US commentator Rush Limbaugh has said Idris Elba should not be able to play James Bond because he is black.

Responding to rumours that the 42-year-old Hackney-born actor is being lined up to one day replace Daniel Craig as 007, Limbaugh told his syndicated US radio show that Bond was intended to be a white man by creator Ian Fleming. “James Bond is a total concept put together by Ian Fleming. He was white and Scottish. Period. That is who James Bond is, was,” Limbaugh said. “But now [they are] suggesting that the next James Bond should be Idris Elba, a black Britain, rather than a white from Scotland. But that’s not who James Bond is and I know it’s racist to probably point this out.”

Limbaugh went on to compare the casting to the idea of George Clooney and Kate Hudson starring as Barack Obama and wife Michelle in a presidential biopic. He also said Hollywood might as well cast Kelsey Grammer as Nelson Mandela the next time a film was made about the South African freedom fighter.

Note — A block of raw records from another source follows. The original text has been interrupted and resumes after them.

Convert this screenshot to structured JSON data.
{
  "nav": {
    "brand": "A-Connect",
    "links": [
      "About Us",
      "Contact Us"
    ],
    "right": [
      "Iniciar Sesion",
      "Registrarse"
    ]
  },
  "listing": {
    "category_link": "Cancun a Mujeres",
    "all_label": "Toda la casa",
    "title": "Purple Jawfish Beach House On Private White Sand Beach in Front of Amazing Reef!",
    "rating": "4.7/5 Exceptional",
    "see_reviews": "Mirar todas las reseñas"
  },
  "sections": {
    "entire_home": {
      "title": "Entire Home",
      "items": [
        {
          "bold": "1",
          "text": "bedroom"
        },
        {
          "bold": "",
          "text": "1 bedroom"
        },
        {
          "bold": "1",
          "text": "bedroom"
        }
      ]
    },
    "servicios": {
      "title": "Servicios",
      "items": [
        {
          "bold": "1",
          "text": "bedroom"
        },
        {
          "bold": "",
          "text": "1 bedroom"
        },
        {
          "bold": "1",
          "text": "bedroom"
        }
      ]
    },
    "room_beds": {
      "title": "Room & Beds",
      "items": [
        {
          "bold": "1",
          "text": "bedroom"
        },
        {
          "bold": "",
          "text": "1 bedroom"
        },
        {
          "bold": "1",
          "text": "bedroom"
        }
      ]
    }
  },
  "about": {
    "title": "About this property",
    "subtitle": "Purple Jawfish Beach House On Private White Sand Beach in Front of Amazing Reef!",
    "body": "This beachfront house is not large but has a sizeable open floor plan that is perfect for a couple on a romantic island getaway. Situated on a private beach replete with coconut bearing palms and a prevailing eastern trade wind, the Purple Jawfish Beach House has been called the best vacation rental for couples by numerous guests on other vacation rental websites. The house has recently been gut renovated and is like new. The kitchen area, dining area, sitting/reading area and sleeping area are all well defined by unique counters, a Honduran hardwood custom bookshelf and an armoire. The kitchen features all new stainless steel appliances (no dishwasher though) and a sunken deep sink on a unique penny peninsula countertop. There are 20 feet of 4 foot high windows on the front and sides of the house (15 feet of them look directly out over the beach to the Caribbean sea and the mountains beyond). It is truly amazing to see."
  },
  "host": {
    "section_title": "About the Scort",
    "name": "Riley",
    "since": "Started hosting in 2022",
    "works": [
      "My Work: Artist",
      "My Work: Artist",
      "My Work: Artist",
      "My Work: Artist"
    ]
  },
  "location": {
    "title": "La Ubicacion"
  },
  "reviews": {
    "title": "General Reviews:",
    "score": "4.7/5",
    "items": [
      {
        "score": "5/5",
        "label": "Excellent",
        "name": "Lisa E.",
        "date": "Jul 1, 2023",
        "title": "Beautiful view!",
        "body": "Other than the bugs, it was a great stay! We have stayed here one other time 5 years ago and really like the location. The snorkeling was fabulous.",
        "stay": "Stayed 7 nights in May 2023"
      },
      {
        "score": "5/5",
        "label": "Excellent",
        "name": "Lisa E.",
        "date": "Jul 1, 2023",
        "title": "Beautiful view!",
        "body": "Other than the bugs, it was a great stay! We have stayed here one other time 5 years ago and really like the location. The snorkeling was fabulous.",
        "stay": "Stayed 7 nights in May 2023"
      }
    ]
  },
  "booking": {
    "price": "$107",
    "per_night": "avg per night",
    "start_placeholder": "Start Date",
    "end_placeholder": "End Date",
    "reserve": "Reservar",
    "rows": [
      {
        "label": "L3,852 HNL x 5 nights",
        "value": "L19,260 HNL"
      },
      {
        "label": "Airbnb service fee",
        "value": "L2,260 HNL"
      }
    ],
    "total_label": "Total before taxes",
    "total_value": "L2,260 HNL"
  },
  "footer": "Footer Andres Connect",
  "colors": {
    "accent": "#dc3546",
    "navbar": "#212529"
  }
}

Limbaugh’s argument about Bond being white and Scottish appears easy to torpedo. Roger Moore was English, Pierce Brosnan Irish and George Lazenby Australian. Meanwhile Timothy Dalton was born in Wales to an English father and American mother. In any case, Fleming only began adding hints of a Scottish ancestry to 007’s backstory after the extraordinary success of Sean Connery’s first movie as Bond, Dr No.